Em que é que a Charola foi modelada?
Isso é genuinamente disputado. A UNESCO, o operador, o Património Cultural e a câmara municipal dizem que foi no Santo Sepulcro em Jerusalém; a e-cultura diz que foi na Cúpula da Rocha; ambas as Wikipédias mencionam ambos. Nenhum documento medieval regista a intenção dos construtores, por isso todas as versões são inferências a partir da arquitetura.
Porque é que a Charola é redonda?
Porque as igrejas redondas eram uma forma templária, associada aos edifícios redondos de Jerusalém que os cruzados conheciam. A UNESCO chama à Charola uma das típicas rotundas da arquitetura templária, das quais poucos exemplares sobrevivem na Europa. A razão específica dessa forma é onde as fontes começam a discordar.
Quantos lados tem a Charola?
Dezasseis no exterior, em torno de um núcleo octogonal com um deambulatório entre eles. A UNESCO descreve um plano poligonal de 16 tramos, incluindo um coro octogonal; três outras fontes referem os mesmos dezasseis de forma independente, o que faz desta geometria uma das poucas coisas aqui sobre as quais ninguém discute.

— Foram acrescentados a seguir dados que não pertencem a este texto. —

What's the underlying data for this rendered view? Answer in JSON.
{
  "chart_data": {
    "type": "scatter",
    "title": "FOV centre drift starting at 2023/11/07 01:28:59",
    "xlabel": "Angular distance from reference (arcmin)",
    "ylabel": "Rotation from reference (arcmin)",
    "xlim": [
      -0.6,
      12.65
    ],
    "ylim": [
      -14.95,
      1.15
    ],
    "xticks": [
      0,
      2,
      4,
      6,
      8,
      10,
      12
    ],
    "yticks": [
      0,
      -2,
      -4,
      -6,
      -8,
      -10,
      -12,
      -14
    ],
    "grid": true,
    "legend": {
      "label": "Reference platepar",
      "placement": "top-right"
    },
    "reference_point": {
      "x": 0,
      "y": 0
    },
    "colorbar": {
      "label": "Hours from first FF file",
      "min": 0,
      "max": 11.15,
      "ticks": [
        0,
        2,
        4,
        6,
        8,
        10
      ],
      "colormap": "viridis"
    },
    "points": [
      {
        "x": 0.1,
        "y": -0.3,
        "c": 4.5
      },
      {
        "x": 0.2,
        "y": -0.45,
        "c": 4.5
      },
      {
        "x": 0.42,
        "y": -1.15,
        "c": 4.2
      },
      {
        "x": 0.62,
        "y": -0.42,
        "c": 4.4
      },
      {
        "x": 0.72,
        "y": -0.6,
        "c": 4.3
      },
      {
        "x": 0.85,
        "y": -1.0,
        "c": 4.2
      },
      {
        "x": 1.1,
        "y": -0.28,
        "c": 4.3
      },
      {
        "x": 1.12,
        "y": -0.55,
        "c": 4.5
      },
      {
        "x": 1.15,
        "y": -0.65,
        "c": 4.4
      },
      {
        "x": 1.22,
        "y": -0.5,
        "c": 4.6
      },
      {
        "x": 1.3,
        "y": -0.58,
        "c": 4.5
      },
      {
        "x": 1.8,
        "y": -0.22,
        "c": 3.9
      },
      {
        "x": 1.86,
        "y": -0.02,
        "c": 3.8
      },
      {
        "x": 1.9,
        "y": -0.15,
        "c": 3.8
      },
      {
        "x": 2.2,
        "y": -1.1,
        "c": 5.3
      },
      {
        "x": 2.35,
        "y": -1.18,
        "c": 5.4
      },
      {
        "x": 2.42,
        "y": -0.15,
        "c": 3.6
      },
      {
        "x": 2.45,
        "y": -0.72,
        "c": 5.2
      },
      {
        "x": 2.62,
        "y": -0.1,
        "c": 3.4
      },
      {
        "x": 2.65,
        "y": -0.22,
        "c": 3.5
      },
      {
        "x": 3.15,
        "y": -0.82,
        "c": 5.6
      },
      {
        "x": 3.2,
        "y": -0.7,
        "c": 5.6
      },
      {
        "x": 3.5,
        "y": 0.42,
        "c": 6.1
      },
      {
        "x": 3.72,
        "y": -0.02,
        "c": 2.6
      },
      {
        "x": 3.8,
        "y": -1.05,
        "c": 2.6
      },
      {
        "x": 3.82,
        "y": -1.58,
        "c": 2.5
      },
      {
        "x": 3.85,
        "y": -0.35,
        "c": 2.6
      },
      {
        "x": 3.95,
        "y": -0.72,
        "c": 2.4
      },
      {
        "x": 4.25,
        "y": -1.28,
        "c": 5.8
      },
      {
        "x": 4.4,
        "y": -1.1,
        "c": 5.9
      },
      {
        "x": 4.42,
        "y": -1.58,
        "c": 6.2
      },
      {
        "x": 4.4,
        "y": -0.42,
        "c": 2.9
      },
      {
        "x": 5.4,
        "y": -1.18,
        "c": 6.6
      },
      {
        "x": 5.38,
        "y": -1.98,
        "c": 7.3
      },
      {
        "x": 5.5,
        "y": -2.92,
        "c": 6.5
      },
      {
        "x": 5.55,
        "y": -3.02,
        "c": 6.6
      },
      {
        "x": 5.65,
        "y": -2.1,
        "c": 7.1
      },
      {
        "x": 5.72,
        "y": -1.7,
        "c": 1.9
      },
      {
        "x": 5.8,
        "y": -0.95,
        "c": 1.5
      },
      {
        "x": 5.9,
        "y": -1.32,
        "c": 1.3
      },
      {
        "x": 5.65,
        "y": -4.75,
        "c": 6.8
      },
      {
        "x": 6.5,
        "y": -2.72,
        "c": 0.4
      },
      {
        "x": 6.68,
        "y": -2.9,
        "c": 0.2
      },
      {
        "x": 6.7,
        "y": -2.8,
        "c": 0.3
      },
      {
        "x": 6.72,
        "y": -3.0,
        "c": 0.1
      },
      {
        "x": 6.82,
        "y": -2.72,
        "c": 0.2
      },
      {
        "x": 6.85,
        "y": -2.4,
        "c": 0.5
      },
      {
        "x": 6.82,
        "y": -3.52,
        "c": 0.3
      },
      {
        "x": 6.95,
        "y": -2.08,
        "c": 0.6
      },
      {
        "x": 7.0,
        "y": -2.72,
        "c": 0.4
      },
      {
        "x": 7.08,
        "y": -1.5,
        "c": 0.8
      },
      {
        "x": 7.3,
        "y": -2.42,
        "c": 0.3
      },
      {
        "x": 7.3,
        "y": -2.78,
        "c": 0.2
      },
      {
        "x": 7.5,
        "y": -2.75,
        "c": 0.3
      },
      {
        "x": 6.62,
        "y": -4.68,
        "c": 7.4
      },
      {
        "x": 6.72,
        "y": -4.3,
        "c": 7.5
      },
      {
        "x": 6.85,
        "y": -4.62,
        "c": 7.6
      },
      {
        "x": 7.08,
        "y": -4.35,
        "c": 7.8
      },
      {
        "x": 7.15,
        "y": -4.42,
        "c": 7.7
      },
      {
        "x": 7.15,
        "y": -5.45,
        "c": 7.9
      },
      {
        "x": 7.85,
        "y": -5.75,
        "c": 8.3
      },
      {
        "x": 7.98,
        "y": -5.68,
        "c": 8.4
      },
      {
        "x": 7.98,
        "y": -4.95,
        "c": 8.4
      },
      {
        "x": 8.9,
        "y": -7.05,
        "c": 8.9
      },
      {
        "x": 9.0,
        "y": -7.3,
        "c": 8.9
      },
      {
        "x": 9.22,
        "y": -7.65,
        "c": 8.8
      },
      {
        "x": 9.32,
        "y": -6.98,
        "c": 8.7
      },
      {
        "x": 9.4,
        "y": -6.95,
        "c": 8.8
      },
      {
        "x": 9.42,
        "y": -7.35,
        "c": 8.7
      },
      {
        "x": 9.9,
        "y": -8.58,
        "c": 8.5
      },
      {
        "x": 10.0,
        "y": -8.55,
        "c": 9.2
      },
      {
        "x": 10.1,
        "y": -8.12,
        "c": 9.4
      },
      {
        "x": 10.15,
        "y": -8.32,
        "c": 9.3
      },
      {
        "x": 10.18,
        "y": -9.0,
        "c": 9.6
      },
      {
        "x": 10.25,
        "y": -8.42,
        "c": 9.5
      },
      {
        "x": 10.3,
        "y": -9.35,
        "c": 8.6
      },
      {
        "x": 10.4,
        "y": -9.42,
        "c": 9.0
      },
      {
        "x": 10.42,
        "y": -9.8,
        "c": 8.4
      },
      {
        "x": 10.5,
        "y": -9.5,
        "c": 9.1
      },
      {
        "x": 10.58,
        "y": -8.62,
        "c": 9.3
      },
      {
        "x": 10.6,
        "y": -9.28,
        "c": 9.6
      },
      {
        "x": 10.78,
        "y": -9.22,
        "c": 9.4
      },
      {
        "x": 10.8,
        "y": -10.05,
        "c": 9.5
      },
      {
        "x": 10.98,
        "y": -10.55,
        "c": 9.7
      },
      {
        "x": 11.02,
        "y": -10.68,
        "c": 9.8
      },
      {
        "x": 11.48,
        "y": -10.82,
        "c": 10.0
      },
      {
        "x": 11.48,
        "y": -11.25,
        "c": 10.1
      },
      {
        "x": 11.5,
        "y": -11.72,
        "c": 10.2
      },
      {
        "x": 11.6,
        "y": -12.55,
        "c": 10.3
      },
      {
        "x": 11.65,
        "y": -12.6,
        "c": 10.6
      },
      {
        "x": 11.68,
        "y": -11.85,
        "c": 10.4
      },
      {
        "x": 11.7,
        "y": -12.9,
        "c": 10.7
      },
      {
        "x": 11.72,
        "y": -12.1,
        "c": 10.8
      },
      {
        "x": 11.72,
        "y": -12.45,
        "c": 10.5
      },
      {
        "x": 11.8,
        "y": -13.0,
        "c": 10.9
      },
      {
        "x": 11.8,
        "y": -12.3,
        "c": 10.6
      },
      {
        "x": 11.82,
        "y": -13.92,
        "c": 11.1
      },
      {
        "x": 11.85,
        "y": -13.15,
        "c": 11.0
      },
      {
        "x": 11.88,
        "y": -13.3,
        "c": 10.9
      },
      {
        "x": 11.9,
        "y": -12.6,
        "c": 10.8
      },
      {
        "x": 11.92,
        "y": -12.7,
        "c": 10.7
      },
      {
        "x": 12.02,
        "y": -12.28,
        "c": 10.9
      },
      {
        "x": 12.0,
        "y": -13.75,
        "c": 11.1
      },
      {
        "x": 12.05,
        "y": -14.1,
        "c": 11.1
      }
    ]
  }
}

A Charola é o mesmo que o Convento de Cristo?
Não — é a parte mais antiga do mesmo. Os Templários construíram a oratória redonda; ao longo dos séculos, foram acrescentados claustros, alas e uma igreja manuelina em redor e sobre ela, e todo o complexo é o Convento de Cristo. Passa-se diretamente da Charola para a nave do século XVI.
Pode entrar-se na Charola?
Sim, é a peça central da visita e está incluída no bilhete normal. Partes do resto do monumento são periodicamente encerradas para trabalhos de conservação, por isso verifique a página do próprio operador antes de viajar para ver uma sala específica.